I talk a lot! That’s a fact. If somebody asks my friends or my colleagues about me, they never say, “He is a shy, silent employee who only minds his own business”; because it’s not me. I go to people and say Hi and start conversations with them. In work meetings, even though I try not to speak so much which always puts me in trouble, I participate in almost every conversation as it is my duty to solve every single problem at my workplace!
But, it doesn’t mean that I tell people what I should, about my feelings and what is going on in my heart about what they do to me. That’s the problem.
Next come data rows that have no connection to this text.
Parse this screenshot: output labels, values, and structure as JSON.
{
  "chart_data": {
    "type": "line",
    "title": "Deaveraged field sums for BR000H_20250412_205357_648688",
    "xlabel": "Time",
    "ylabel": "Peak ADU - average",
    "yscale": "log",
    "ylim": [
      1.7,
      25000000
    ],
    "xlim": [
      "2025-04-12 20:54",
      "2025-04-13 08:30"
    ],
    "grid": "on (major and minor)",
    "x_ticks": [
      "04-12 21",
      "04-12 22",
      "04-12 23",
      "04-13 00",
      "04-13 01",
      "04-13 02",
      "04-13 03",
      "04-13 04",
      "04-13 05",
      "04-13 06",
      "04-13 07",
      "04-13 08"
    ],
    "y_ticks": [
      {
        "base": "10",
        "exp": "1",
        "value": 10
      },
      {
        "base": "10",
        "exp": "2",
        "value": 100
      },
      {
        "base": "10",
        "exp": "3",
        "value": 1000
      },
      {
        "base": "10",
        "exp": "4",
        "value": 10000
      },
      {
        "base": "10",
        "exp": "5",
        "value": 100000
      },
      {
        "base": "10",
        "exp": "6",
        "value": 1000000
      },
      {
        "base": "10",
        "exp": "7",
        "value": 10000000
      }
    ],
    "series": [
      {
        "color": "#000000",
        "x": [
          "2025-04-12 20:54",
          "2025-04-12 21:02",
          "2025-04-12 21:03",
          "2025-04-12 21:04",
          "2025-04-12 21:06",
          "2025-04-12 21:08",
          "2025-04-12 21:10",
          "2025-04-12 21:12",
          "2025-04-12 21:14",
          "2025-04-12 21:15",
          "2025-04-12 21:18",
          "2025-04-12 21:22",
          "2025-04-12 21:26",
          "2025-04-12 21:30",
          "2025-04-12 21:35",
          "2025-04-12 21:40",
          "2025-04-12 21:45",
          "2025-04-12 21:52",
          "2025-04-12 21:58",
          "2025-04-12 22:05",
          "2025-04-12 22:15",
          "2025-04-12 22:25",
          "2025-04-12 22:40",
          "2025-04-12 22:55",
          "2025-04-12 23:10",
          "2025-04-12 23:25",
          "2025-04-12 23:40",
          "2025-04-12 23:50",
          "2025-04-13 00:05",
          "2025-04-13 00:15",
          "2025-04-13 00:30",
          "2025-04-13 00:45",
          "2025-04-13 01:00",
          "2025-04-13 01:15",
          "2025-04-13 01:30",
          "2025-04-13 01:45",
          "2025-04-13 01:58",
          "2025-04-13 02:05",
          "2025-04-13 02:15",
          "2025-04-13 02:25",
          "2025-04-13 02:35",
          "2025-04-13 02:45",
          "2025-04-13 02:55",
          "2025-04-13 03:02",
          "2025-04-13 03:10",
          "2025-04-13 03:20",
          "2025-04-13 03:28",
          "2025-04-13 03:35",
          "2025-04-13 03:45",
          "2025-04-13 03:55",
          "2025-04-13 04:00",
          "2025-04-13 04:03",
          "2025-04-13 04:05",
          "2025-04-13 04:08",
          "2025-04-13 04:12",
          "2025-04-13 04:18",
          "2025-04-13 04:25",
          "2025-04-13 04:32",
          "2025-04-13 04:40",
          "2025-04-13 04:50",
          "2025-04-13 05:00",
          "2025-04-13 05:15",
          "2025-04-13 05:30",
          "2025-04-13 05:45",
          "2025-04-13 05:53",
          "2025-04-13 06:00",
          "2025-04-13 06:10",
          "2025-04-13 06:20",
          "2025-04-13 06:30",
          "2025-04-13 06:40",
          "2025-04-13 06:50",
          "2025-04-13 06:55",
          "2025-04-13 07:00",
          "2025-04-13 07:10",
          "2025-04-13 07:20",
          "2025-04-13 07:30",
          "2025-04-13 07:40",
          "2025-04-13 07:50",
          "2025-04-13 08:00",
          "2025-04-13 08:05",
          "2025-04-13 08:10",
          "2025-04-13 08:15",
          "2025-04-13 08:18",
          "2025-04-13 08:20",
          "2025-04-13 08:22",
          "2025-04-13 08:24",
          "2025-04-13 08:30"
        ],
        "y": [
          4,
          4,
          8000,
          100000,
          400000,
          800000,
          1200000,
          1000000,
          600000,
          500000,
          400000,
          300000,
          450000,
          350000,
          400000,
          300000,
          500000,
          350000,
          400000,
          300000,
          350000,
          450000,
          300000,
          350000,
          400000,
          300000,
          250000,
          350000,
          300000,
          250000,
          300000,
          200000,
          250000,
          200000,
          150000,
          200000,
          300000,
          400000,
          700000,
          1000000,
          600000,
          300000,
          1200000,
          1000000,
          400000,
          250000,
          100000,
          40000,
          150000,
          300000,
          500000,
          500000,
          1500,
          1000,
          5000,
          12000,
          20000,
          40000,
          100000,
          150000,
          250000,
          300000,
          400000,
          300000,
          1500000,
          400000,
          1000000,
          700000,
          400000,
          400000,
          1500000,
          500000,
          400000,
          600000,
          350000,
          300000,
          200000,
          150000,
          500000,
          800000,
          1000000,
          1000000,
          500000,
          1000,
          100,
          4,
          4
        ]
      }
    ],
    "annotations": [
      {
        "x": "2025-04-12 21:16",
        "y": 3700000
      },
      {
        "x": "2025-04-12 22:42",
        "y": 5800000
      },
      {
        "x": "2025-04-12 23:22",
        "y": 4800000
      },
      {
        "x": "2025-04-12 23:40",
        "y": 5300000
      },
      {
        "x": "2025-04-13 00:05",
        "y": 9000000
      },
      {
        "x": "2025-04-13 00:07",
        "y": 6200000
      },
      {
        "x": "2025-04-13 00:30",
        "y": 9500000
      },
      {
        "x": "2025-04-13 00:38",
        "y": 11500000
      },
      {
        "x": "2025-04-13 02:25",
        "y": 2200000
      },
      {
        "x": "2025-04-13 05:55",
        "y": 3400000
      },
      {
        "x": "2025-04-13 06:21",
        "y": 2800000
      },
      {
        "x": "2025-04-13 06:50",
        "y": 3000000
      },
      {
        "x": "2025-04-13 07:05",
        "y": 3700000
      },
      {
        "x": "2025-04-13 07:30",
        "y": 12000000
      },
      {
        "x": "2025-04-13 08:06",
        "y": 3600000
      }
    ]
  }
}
I easily laugh, and I make others laugh too, but when it comes to sadness and anger, there’s a big lock on my mouth.
Long time ago, I was mad at a friend, and I didn’t tell her. Then, I talked about that with some of our mutual friends to relieve myself from the suffer I was through. She was also hurt because she’d got some bad re-actions from the ones to whom I had talked. And for maybe two years we didn’t talked about it.
Today, we finally talked and told each other how we felt about the problem and how we was hurt by each other back then. It wasn’t easy to express all those feelings, but after we did, it was all gone. Just like that!
And now… I wish we’ve done that long time ago. It could’ve been much easier the first day, but I made a mistake, which cost me two years of sadness about what my friend had done to me, and two years of anger in my friend’s heart about what I had done in return.
I hope I can learn my lesson this time!